Des fourmis dans la bouche de Khadi Hane (éd. Denoël  2011).
 
                                          
 
Le monde selon Khadi Hane

«
Mes enfants… fils du peuple, ils s’enivreront sur les murailles de Bandiagara, là où Amadou Hampaté Bâ a laissé son empreinte. »
 
 
 
La narratrice est Khadija, évoluant dans le quartier  cosmopolite de Château-Rouge à Paris. Elle doit lutter bec et ongles pour nourrir ses quatre enfants. Le père de l’un d’eux est un blanc (Pierre Lenoir), un blanc, comme les autres…  volage et intéressé. Ce  qui expose l’héroïne  aux foudres de ses compatriotes, hommes, femmes,  autant de ceux vivant en France que  de ceux restés au Mali (traditionalistes et profiteurs).  La rumeur a vite fait de se propager à ses dépens.
 
Le lecteur se pose très vite la  question : Truculente et femme émancipée, Khadija parviendra-t-elle  à sortir de son impasse existentielle, dans un milieu où les valeurs humaines sont si peu respectées ?
Documentaire sur les tensions autour de la butte de Montmartre entre faux prophètes, commerçants, assistante sociale et plèbe de la Sonacotra.
 
 Louis Philippe Dalembert  poète et romancier avait traité le sujet dans Rue du faubourg St-Denis  (éditions Du rocher 2005), il avait choisi le regard d’un enfant.
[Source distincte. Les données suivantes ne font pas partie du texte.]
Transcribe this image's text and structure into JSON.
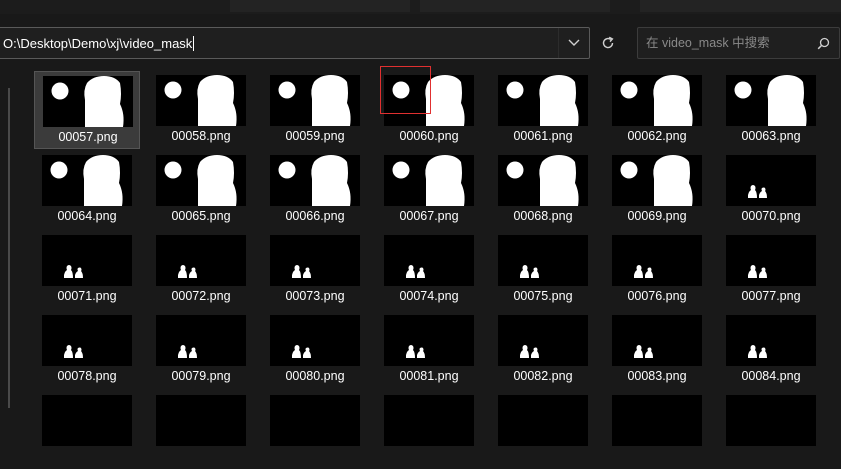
{
  "address_bar": {
    "path": "O:\\Desktop\\Demo\\xj\\video_mask"
  },
  "search": {
    "placeholder": "在 video_mask 中搜索"
  },
  "icons": {
    "address_dropdown": "chevron-down-icon",
    "refresh": "refresh-icon",
    "search": "search-icon",
    "thumbnail": "image-thumbnail-icon"
  },
  "colors": {
    "background": "#191919",
    "selection": "#3b3b3b",
    "highlight_box": "#e03030"
  },
  "files": [
    {
      "name": "00057.png",
      "thumb": "large",
      "selected": true
    },
    {
      "name": "00058.png",
      "thumb": "large"
    },
    {
      "name": "00059.png",
      "thumb": "large"
    },
    {
      "name": "00060.png",
      "thumb": "large",
      "highlighted": true
    },
    {
      "name": "00061.png",
      "thumb": "large"
    },
    {
      "name": "00062.png",
      "thumb": "large"
    },
    {
      "name": "00063.png",
      "thumb": "large"
    },
    {
      "name": "00064.png",
      "thumb": "large"
    },
    {
      "name": "00065.png",
      "thumb": "large"
    },
    {
      "name": "00066.png",
      "thumb": "large"
    },
    {
      "name": "00067.png",
      "thumb": "large"
    },
    {
      "name": "00068.png",
      "thumb": "large"
    },
    {
      "name": "00069.png",
      "thumb": "large"
    },
    {
      "name": "00070.png",
      "thumb": "small"
    },
    {
      "name": "00071.png",
      "thumb": "small"
    },
    {
      "name": "00072.png",
      "thumb": "small"
    },
    {
      "name": "00073.png",
      "thumb": "small"
    },
    {
      "name": "00074.png",
      "thumb": "small"
    },
    {
      "name": "00075.png",
      "thumb": "small"
    },
    {
      "name": "00076.png",
      "thumb": "small"
    },
    {
      "name": "00077.png",
      "thumb": "small"
    },
    {
      "name": "00078.png",
      "thumb": "small"
    },
    {
      "name": "00079.png",
      "thumb": "small"
    },
    {
      "name": "00080.png",
      "thumb": "small"
    },
    {
      "name": "00081.png",
      "thumb": "small"
    },
    {
      "name": "00082.png",
      "thumb": "small"
    },
    {
      "name": "00083.png",
      "thumb": "small"
    },
    {
      "name": "00084.png",
      "thumb": "small"
    },
    {
      "name": "",
      "thumb": "blank"
    },
    {
      "name": "",
      "thumb": "blank"
    },
    {
      "name": "",
      "thumb": "blank"
    },
    {
      "name": "",
      "thumb": "blank"
    },
    {
      "name": "",
      "thumb": "blank"
    },
    {
      "name": "",
      "thumb": "blank"
    },
    {
      "name": "",
      "thumb": "blank"
    }
  ]
}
Mais le talent de Khadi Hane est bien différent de celui du plus parisien des Haïtiens d’Europe.
 La romancière a du mordant, répond aux injustices avec une verve, une ironie sournoise qui s’exerce sur tous (y compris sur son amant épisodique : « J’étais bien placée avec mes quatre autres gosses pour savoir qu’un homme dans ma vie  ne serait qu’un touriste sur une île, renonçant à s’y fixer à cause du mal de mer »).
 
Khadi Hane est économe de ses images et préfère la nostalgie du pays natal, l’observation juste, le rendu un peu vache de la saleté humaine : « Au milieu des couleurs, un point unique scintillait, une étoile oubliée. Sa lumière n’atteignait pas la terre. Je la contemplai toute la nuit, me demandant si là-haut était caché quelque chose ou quelqu’un pour s’amuser à mes dépens. »
Le passage rappelle les dernières pages du roman d’Honoré de Balzac, Le père Goriot,
Et à des nuances près, celui d’Albert Camus, La peste, où Tarrou et Rieu conversent sur une terrasse d’Oran, au moment où les habitants de la ville célèbrent la victoire sur l’épidémie.  Le ton, ici, est autrement plus pessimiste.  
 
Malick Fall et Sembene Ousmane sont les clés dans le trousseau de Khadi Hane.
 
Comme le disait excellemment Jacques Chevrier dans son Anthologie africaine (Hatier 1981), le souci des écrivains est de « créer un langage qui serait à la fois délivré du carcan des modèles occidentaux et plus proche du langage de l’oralité traditionnelle ».
 
 
 
 
Des fourmis dans la bouche de Khadi Hane (éd. Denoël  2011).